Did you know that the Neanderthals were a species closely related to our early human ancestors (Homo sapiens)?
Neanderthals lived across Europe and went extinct about 40,000 years ago. They were bigger and stronger than the early humans who had more complex brains.
Scientists previously believed that Neanderthals were bulky carnivorous savages who went extinct because they weren’t smart enough to adapt to their environments.
However, new evidence in a Portuguese cave once occupied by Neanderthals reveals that this species actually had a diverse diet. A research team led by Dr. João Zilhão from the University of Barcelona found layers of seafood in sediment dating back to the Neanderthal time period.
The Neanderthal Diet
Neanderthals weren’t simple creatures who solely depended on meat from land animals as people once thought.
Before this, scientists believed that Neanderthals were almost only meat-eaters. Even though Neanderthals settled around different parts of Europe and some groups also ate plant-based foods (eg. pine-nuts, mushrooms, and mosses), they were all thought to be carnivorous because of their large kidneys and liver.
Normally, humans can eat up to 35 percent lean meat without facing kidney problems, but larger kidneys allowed Neanderthals to consume more meat and protein.

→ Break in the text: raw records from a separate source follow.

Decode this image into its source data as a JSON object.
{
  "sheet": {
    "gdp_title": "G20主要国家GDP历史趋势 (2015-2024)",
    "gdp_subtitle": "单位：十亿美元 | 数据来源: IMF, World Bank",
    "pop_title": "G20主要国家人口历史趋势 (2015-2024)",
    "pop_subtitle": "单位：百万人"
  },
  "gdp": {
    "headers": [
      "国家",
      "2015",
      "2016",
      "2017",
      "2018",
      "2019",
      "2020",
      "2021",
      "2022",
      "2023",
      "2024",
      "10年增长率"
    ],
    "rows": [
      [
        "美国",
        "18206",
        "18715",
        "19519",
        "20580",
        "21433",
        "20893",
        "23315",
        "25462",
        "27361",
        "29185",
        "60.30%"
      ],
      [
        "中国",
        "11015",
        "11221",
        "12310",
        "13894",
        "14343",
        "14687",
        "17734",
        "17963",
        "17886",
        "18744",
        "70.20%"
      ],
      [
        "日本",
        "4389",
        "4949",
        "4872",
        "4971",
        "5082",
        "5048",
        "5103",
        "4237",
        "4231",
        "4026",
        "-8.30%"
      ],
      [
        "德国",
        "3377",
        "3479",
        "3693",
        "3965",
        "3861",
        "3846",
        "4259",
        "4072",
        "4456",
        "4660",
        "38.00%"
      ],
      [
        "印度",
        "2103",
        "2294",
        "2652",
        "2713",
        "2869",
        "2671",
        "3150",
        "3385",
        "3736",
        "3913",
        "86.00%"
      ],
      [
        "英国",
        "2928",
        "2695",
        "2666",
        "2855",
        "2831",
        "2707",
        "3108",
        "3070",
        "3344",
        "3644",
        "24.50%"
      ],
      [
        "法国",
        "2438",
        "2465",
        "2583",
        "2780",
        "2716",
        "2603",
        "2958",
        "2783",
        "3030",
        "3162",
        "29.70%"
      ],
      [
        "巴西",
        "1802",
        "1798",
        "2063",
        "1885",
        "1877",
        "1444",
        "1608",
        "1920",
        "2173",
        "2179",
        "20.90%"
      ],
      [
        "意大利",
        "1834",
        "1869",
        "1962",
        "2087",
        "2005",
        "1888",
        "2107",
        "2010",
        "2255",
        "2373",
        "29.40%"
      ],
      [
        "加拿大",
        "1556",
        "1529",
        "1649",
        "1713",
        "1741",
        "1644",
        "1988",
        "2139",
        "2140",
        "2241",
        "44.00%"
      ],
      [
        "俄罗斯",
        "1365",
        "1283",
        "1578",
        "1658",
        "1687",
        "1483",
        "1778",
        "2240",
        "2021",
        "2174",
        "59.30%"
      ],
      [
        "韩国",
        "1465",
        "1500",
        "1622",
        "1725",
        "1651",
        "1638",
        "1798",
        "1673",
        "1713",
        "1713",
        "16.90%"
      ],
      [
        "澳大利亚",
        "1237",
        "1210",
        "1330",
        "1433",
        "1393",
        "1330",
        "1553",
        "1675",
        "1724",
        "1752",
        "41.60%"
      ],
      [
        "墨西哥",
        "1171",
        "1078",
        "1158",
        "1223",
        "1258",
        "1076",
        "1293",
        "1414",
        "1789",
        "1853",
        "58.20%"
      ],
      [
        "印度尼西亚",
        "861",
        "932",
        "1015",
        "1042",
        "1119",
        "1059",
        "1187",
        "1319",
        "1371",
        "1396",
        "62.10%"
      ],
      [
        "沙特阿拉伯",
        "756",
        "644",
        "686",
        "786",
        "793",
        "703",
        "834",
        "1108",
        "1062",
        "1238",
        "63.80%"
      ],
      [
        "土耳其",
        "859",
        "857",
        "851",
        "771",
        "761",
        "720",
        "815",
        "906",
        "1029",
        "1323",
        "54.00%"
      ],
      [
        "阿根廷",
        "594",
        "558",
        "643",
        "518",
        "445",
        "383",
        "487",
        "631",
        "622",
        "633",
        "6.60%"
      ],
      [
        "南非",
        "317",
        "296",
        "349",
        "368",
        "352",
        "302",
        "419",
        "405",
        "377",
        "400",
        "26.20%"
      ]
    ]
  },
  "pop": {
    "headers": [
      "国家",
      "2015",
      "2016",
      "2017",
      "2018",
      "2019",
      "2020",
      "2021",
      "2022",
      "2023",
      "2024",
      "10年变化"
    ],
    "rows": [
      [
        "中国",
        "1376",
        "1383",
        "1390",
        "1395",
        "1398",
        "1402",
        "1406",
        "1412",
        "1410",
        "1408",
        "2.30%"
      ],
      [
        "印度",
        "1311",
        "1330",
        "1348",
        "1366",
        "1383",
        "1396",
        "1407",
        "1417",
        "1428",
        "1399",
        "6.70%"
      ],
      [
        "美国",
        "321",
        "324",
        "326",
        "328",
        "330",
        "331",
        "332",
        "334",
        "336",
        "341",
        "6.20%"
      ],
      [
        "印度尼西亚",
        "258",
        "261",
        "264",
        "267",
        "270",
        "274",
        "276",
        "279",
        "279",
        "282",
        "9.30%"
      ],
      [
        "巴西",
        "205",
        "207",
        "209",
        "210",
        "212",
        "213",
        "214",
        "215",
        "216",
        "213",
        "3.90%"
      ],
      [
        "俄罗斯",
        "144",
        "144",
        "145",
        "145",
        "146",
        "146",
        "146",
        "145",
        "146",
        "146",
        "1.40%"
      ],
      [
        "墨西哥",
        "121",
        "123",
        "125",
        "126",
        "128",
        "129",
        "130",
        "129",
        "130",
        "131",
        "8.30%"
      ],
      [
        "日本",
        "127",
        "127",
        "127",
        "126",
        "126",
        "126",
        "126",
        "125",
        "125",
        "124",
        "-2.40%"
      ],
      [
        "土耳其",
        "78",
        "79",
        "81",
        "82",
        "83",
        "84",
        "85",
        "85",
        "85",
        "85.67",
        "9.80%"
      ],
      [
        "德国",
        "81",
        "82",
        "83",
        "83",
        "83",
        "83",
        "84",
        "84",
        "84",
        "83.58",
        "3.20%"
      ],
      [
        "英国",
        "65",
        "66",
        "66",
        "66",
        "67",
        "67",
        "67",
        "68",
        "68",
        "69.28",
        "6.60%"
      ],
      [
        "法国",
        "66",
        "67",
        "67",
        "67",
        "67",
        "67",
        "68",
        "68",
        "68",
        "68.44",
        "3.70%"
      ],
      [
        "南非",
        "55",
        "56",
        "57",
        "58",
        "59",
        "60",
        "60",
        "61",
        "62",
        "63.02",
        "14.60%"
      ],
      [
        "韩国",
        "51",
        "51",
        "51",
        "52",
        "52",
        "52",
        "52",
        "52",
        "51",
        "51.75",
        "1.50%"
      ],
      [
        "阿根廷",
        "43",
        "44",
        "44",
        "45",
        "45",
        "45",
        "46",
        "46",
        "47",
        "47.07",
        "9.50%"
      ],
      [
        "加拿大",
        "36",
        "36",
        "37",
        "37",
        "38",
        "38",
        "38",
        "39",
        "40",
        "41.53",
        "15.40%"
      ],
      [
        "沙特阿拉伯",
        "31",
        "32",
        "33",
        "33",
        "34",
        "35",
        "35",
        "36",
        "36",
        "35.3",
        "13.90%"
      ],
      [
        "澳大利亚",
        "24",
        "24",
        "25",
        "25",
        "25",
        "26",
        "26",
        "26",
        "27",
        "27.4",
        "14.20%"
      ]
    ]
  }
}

However, the new discovery shows that Neanderthals were actually able to adapt to their coastal borders and utilize its resources. They knew how to fish and they consumed marine foods. Seafood was at least half of the Neanderthal diet, including fish, mollusks, crabs, seabirds, seals, and even dolphins and sharks (indicated by evidence of shark teeth).
The Role of Seafood
Scientists have always believed that omega-3 fats abundant in seafood allowed early humans to increase brain capacity and evolve significantly. This new research shows that Neanderthal brains developed much more than previously thought.
This is the first crucial piece of evidence that shows seafood in the Neanderthal diet. Previously, scientists had found tools made of shells that indicated that Neanderthals could swim and dive up to 13 feet. However, they did not have any evidence of seafood resources used by Neanderthals before this discovery. This is because many of the coastal areas in Europe where they might have lived are now submerged under melting glaciers and rising seas.
This new evidence shows us that Neanderthals were just as capable as early humans in Africa, and the reasons for their extinction may have to do with other unpredictable circumstances. These interesting findings bring us closer to our ancient relatives.